Can National Health Information Technology Transform Our Antiquated Health Care System?

Recognizing a need to upgrade and modernize our health care delivery system, Congress included provisions in the Medicare Modernization Act (MMA) of 2003 intended to foster the widespread adoption of health information technologies. Cancer Care & Economics (CC&E) recently spoke with David Merritt, an expert on health information technology (HIT), about how electronic innovations can reduce the medical errors and costly inefficiencies that burden our health care system.
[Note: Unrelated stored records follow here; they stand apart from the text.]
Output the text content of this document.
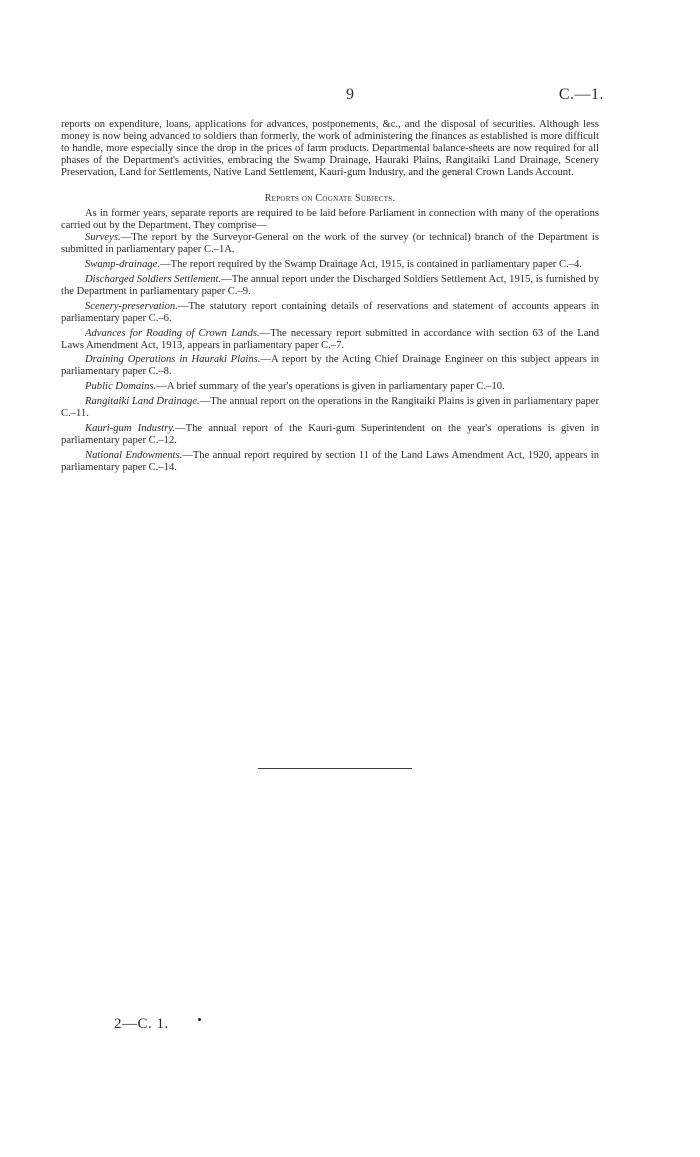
9	C.—1.

reports on expenditure, loans, applications for advances, postponements, &c., and the disposal of securities. Although less money is now being advanced to soldiers than formerly, the work of administering the finances as established is more difficult to handle, more especially since the drop in the prices of farm products. Departmental balance-sheets are now required for all phases of the Department's activities, embracing the Swamp Drainage, Hauraki Plains, Rangitaiki Land Drainage, Scenery Preservation, Land for Settlements, Native Land Settlement, Kauri-gum Industry, and the general Crown Lands Account.

Reports on Cognate Subjects.

As in former years, separate reports are required to be laid before Parliament in connection with many of the operations carried out by the Department. They comprise—

Surveys.—The report by the Surveyor-General on the work of the survey (or technical) branch of the Department is submitted in parliamentary paper C.–1A.

Swamp-drainage.—The report required by the Swamp Drainage Act, 1915, is contained in parliamentary paper C.–4.

Discharged Soldiers Settlement.—The annual report under the Discharged Soldiers Settlement Act, 1915, is furnished by the Department in parliamentary paper C.–9.

Scenery-preservation.—The statutory report containing details of reservations and statement of accounts appears in parliamentary paper C.–6.

Advances for Roading of Crown Lands.—The necessary report submitted in accordance with section 63 of the Land Laws Amendment Act, 1913, appears in parliamentary paper C.–7.

Draining Operations in Hauraki Plains.—A report by the Acting Chief Drainage Engineer on this subject appears in parliamentary paper C.–8.

Public Domains.—A brief summary of the year's operations is given in parliamentary paper C.–10.

Rangitaiki Land Drainage.—The annual report on the operations in the Rangitaiki Plains is given in parliamentary paper C.–11.

Kauri-gum Industry.—The annual report of the Kauri-gum Superintendent on the year's operations is given in parliamentary paper C.–12.

National Endowments.—The annual report required by section 11 of the Land Laws Amendment Act, 1920, appears in parliamentary paper C.–14.

2—C. 1.
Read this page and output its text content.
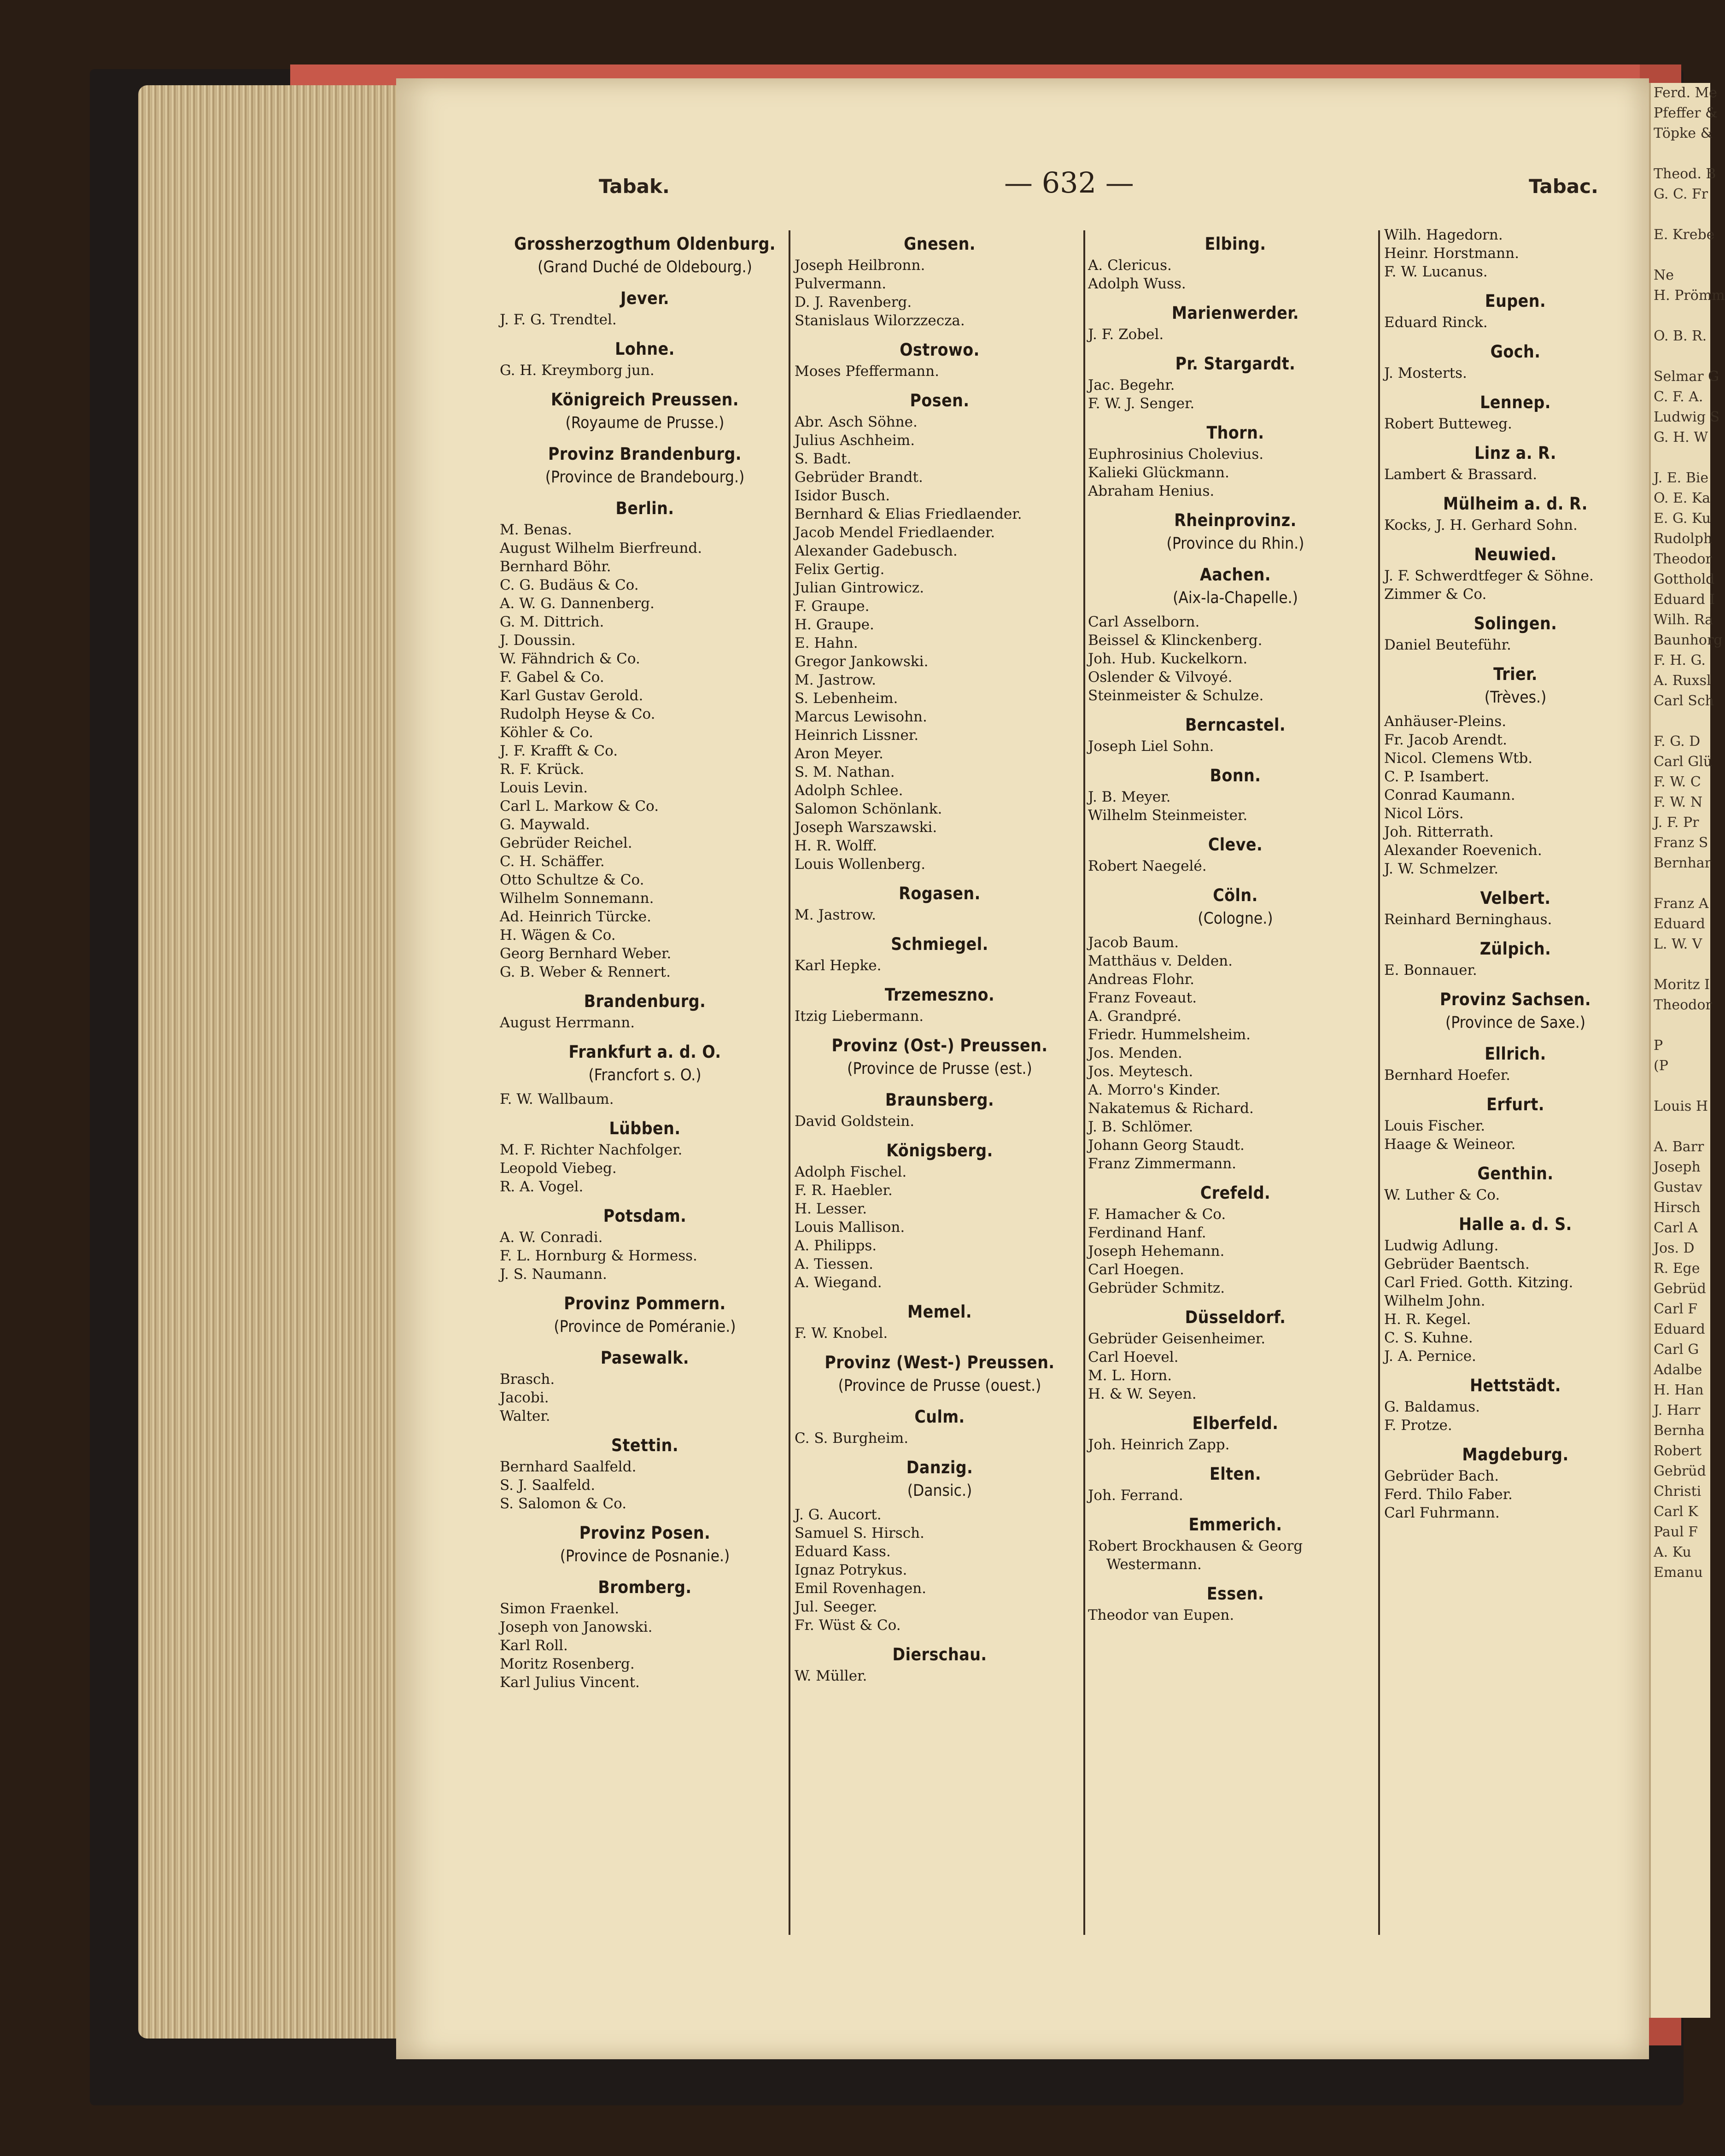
Ferd. Me
Pfeffer &
Töpke &

Theod. B
G. C. Fr

E. Krebe

Ne
H. Prömm

O. B. R.

Selmar G
C. F. A.
Ludwig S
G. H. W

J. E. Bie
O. E. Ka
E. G. Ku
Rudolph
Theodor
Gotthold
Eduard I
Wilh. Ra
Baunhorg
F. H. G.
A. Ruxsl
Carl Sch

F. G. D
Carl Glü
F. W. C
F. W. N
J. F. Pr
Franz S
Bernhar

Franz A
Eduard
L. W. V

Moritz I
Theodor

P
(P

Louis H

A. Barr
Joseph
Gustav
Hirsch
Carl A
Jos. D
R. Ege
Gebrüd
Carl F
Eduard
Carl G
Adalbe
H. Han
J. Harr
Bernha
Robert
Gebrüd
Christi
Carl K
Paul F
A. Ku
Emanu
Tabak.	— 632 —	Tabac.
Grossherzogthum Oldenburg.
(Grand Duché de Oldebourg.)
Jever.
J. F. G. Trendtel.
Lohne.
G. H. Kreymborg jun.
Königreich Preussen.
(Royaume de Prusse.)
Provinz Brandenburg.
(Province de Brandebourg.)
Berlin.
M. Benas.
August Wilhelm Bierfreund.
Bernhard Böhr.
C. G. Budäus & Co.
A. W. G. Dannenberg.
G. M. Dittrich.
J. Doussin.
W. Fähndrich & Co.
F. Gabel & Co.
Karl Gustav Gerold.
Rudolph Heyse & Co.
Köhler & Co.
J. F. Krafft & Co.
R. F. Krück.
Louis Levin.
Carl L. Markow & Co.
G. Maywald.
Gebrüder Reichel.
C. H. Schäffer.
Otto Schultze & Co.
Wilhelm Sonnemann.
Ad. Heinrich Türcke.
H. Wägen & Co.
Georg Bernhard Weber.
G. B. Weber & Rennert.
Brandenburg.
August Herrmann.
Frankfurt a. d. O.
(Francfort s. O.)
F. W. Wallbaum.
Lübben.
M. F. Richter Nachfolger.
Leopold Viebeg.
R. A. Vogel.
Potsdam.
A. W. Conradi.
F. L. Hornburg & Hormess.
J. S. Naumann.
Provinz Pommern.
(Province de Poméranie.)
Pasewalk.
Brasch.
Jacobi.
Walter.
Stettin.
Bernhard Saalfeld.
S. J. Saalfeld.
S. Salomon & Co.
Provinz Posen.
(Province de Posnanie.)
Bromberg.
Simon Fraenkel.
Joseph von Janowski.
Karl Roll.
Moritz Rosenberg.
Karl Julius Vincent.
Gnesen.
Joseph Heilbronn.
Pulvermann.
D. J. Ravenberg.
Stanislaus Wilorzzecza.
Ostrowo.
Moses Pfeffermann.
Posen.
Abr. Asch Söhne.
Julius Aschheim.
S. Badt.
Gebrüder Brandt.
Isidor Busch.
Bernhard & Elias Friedlaender.
Jacob Mendel Friedlaender.
Alexander Gadebusch.
Felix Gertig.
Julian Gintrowicz.
F. Graupe.
H. Graupe.
E. Hahn.
Gregor Jankowski.
M. Jastrow.
S. Lebenheim.
Marcus Lewisohn.
Heinrich Lissner.
Aron Meyer.
S. M. Nathan.
Adolph Schlee.
Salomon Schönlank.
Joseph Warszawski.
H. R. Wolff.
Louis Wollenberg.
Rogasen.
M. Jastrow.
Schmiegel.
Karl Hepke.
Trzemeszno.
Itzig Liebermann.
Provinz (Ost-) Preussen.
(Province de Prusse (est.)
Braunsberg.
David Goldstein.
Königsberg.
Adolph Fischel.
F. R. Haebler.
H. Lesser.
Louis Mallison.
A. Philipps.
A. Tiessen.
A. Wiegand.
Memel.
F. W. Knobel.
Provinz (West-) Preussen.
(Province de Prusse (ouest.)
Culm.
C. S. Burgheim.
Danzig.
(Dansic.)
J. G. Aucort.
Samuel S. Hirsch.
Eduard Kass.
Ignaz Potrykus.
Emil Rovenhagen.
Jul. Seeger.
Fr. Wüst & Co.
Dierschau.
W. Müller.
Elbing.
A. Clericus.
Adolph Wuss.
Marienwerder.
J. F. Zobel.
Pr. Stargardt.
Jac. Begehr.
F. W. J. Senger.
Thorn.
Euphrosinius Cholevius.
Kalieki Glückmann.
Abraham Henius.
Rheinprovinz.
(Province du Rhin.)
Aachen.
(Aix-la-Chapelle.)
Carl Asselborn.
Beissel & Klinckenberg.
Joh. Hub. Kuckelkorn.
Oslender & Vilvoyé.
Steinmeister & Schulze.
Berncastel.
Joseph Liel Sohn.
Bonn.
J. B. Meyer.
Wilhelm Steinmeister.
Cleve.
Robert Naegelé.
Cöln.
(Cologne.)
Jacob Baum.
Matthäus v. Delden.
Andreas Flohr.
Franz Foveaut.
A. Grandpré.
Friedr. Hummelsheim.
Jos. Menden.
Jos. Meytesch.
A. Morro's Kinder.
Nakatemus & Richard.
J. B. Schlömer.
Johann Georg Staudt.
Franz Zimmermann.
Crefeld.
F. Hamacher & Co.
Ferdinand Hanf.
Joseph Hehemann.
Carl Hoegen.
Gebrüder Schmitz.
Düsseldorf.
Gebrüder Geisenheimer.
Carl Hoevel.
M. L. Horn.
H. & W. Seyen.
Elberfeld.
Joh. Heinrich Zapp.
Elten.
Joh. Ferrand.
Emmerich.
Robert Brockhausen & Georg
Westermann.
Essen.
Theodor van Eupen.
Wilh. Hagedorn.
Heinr. Horstmann.
F. W. Lucanus.
Eupen.
Eduard Rinck.
Goch.
J. Mosterts.
Lennep.
Robert Butteweg.
Linz a. R.
Lambert & Brassard.
Mülheim a. d. R.
Kocks, J. H. Gerhard Sohn.
Neuwied.
J. F. Schwerdtfeger & Söhne.
Zimmer & Co.
Solingen.
Daniel Beuteführ.
Trier.
(Trèves.)
Anhäuser-Pleins.
Fr. Jacob Arendt.
Nicol. Clemens Wtb.
C. P. Isambert.
Conrad Kaumann.
Nicol Lörs.
Joh. Ritterrath.
Alexander Roevenich.
J. W. Schmelzer.
Velbert.
Reinhard Berninghaus.
Zülpich.
E. Bonnauer.
Provinz Sachsen.
(Province de Saxe.)
Ellrich.
Bernhard Hoefer.
Erfurt.
Louis Fischer.
Haage & Weineor.
Genthin.
W. Luther & Co.
Halle a. d. S.
Ludwig Adlung.
Gebrüder Baentsch.
Carl Fried. Gotth. Kitzing.
Wilhelm John.
H. R. Kegel.
C. S. Kuhne.
J. A. Pernice.
Hettstädt.
G. Baldamus.
F. Protze.
Magdeburg.
Gebrüder Bach.
Ferd. Thilo Faber.
Carl Fuhrmann.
CC&E: Please describe your work in health information technology (HIT).

MR. MERRITT: I am a project director at the Washington-based Center for Health Transformation (CHT), which was founded several years ago by former Speaker of the House, Newt Gingrich. We are a collaboration of leaders, from both public and private sectors, dedicated to transforming our current antiquated health care system into an interconnected digital delivery network. We believe that health information technology is one of the key enablers of that transformation process.

CC&E: In a nutshell, what is HIT?

MR. MERRITT: Health information technology refers to a system of information sharing involving computer hardware and software that stores, retrieves, and shares health care information that can be used for communication and decision-making in real time, at the point of care. [See page 50 for an article about e-prescribing, one component of HIT.]

CC&E: In your estimation, what is the current state of health information diffusion in the United States?

MR. MERRITT: It's woefully inadequate. Approximately 10% to 15% of all US physicians have HIT systems. That estimate varies greatly depending on the size and sophistication of the practice. For physicians in very small groups—1 to 6—the HIT adoption rate percentage is actually in single digits. For physician groups that are fairly large—20 to 50 plus—the adoption is actually fairly good; nearly 50% of those practices have operable HIT systems.